Come dimostra l'Autobiografia, ancor più gradevole per le parti in cui vibra la vivacità del dialogo, l'esistenza di Spaemann è segnata proprio dal confronto con il tema del nichilismo e della violenza politica, dallo sforzo di interpretare la modernità e il dualismo che la caratterizza. Le armi a sua disposizione derivano dalla riscoperta dei fondamenti più autentici della metafisica cristiana e classica. Volume pienamente accessibile ad un pubblico di non specialisti, l'Autobiografia è anche la perfetta sintesi e la migliore introduzione al pensiero dell'autore, i cui temi fondamentali ricorrono in titoli come Concetti morali fondamentali (Piemme, 2002), Felicità e benevolenza (Vita e Pensiero, 1998), Le origini della sociologia dallo spirito della Restaurazione. Studi su G.A. Bonald, 2002), Per la critica dell’utopia politica (F. Angeli, 1998),Persone. Sulla differenza tra “qualcosa” e “qualcuno” (Laterza, 2006), Fini naturali. Storia e riscoperta del pensiero teleologico (Ares, 2013), Rousseau, cittadino senza patria (Ares, 2009), La diceria immortale. La questione di Dio e l’inganno della modernità (Cantagalli, 2008).

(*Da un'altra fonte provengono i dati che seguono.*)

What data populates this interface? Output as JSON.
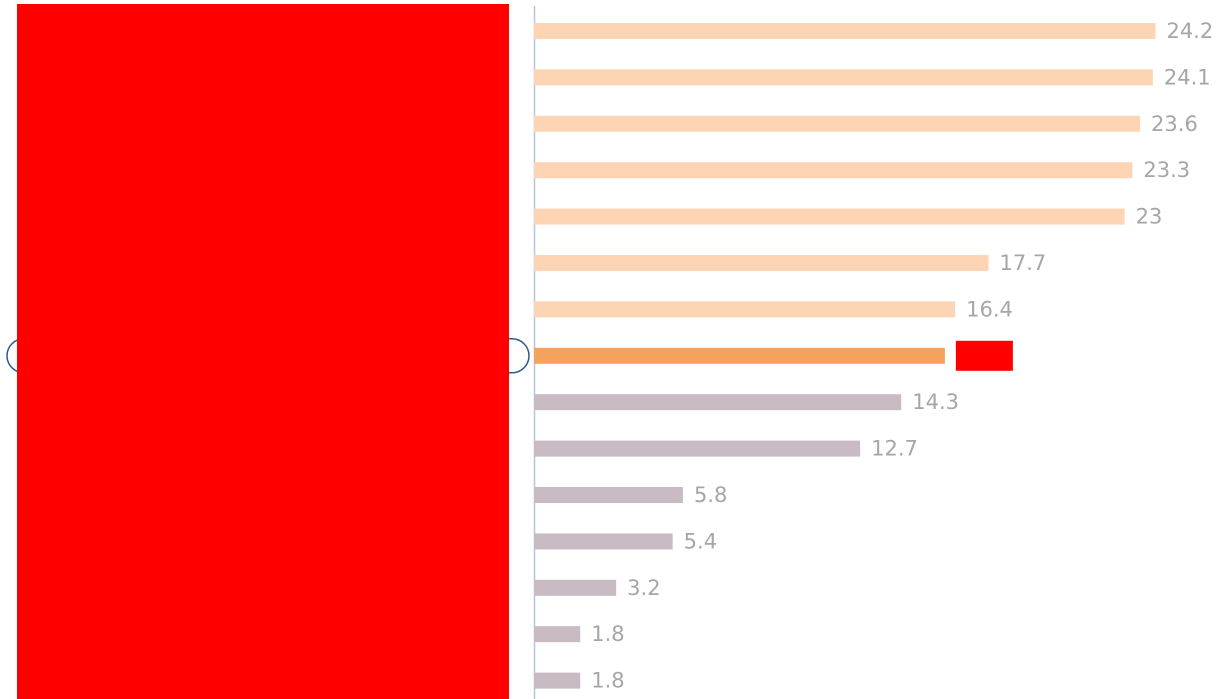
{
  "chart_data": {
    "type": "bar",
    "orientation": "horizontal",
    "categories": [
      "",
      "",
      "",
      "",
      "",
      "",
      "",
      "",
      "",
      "",
      "",
      "",
      "",
      "",
      ""
    ],
    "values": [
      24.2,
      24.1,
      23.6,
      23.3,
      23,
      17.7,
      16.4,
      16.0,
      14.3,
      12.7,
      5.8,
      5.4,
      3.2,
      1.8,
      1.8
    ],
    "data_labels": [
      "24.2",
      "24.1",
      "23.6",
      "23.3",
      "23",
      "17.7",
      "16.4",
      "",
      "14.3",
      "12.7",
      "5.8",
      "5.4",
      "3.2",
      "1.8",
      "1.8"
    ],
    "highlight_index": 7,
    "title": "",
    "xlabel": "",
    "ylabel": "",
    "xlim": [
      0,
      26
    ],
    "grid": false,
    "legend": "none",
    "colors": {
      "upper": "#fdd5b4",
      "highlight": "#f5a35c",
      "lower": "#c8bbc3",
      "redaction": "#ff0000",
      "axis": "#b4c6db",
      "highlight_outline": "#2e5a8c",
      "label": "#a6a6a6"
    }
  }
}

L’"essere-se-stesso", concetto d'indiscutibile centralità, è raggiunto solo in una relazione feconda con l’idea di verità. Una libertà come intende una certa modernità, che infrange l'intima relazione con l’idea di verità, non può che auto-distruggersi. Come già per Chesterton, il luogo in cui «tutte le verità si danno appuntamento» resta la Chiesa Cattolica. «Guardo con un po’ di scetticismo all’odierno culto dell’autenticità», scrive Spaemann. «Per molte persone oggi l’autenticità tende semplicemente a prendere il posto della ricerca della verità. ... L’autenticità, nella misura in cui è cercata o esibita, tende a pervertirsi nel suo opposto, in altre parole diviene un ruolo teatrale. L’insegnamento di Gesù, del resto, non inizia con un invito all’autenticità, a “essere se stessi”, incomincia piuttosto, con l’esortazione a convertire».
La filosofia ha allora l'obiettivo di superare quella dialettica tra spiritualismo e naturalismo che segna la modernità disponendola a una reale negazione del Mistero dell’Incarnazione: quell'evento, cioè, che ci offre l'unica spiegazione possibile della fragilità e insieme della grandezza della natura umana. È l'intuizione delle parole di J.E.L. Tolkien che chiudono il libro: «Ed è sempre così per tutte le cose che gli Uomini incominciano, una gelata in primavera, o la siccità in estate, ed essi non portano a compimento la loro promessa. Eppure è raro che i loro semi non germoglino”, disse Legolas. Anche in mezzo alla polvere o al marcio, li si vede improvvisamente spuntare nei luoghi più imprevisti. Le azioni degli uomini sopravvivono alle nostre, Gimli. Riducendosi però dopo tutto a potenzialità fallite, suppongo, disse il Nano. A ciò gli Elfi non sanno rispondere, disse Legolas».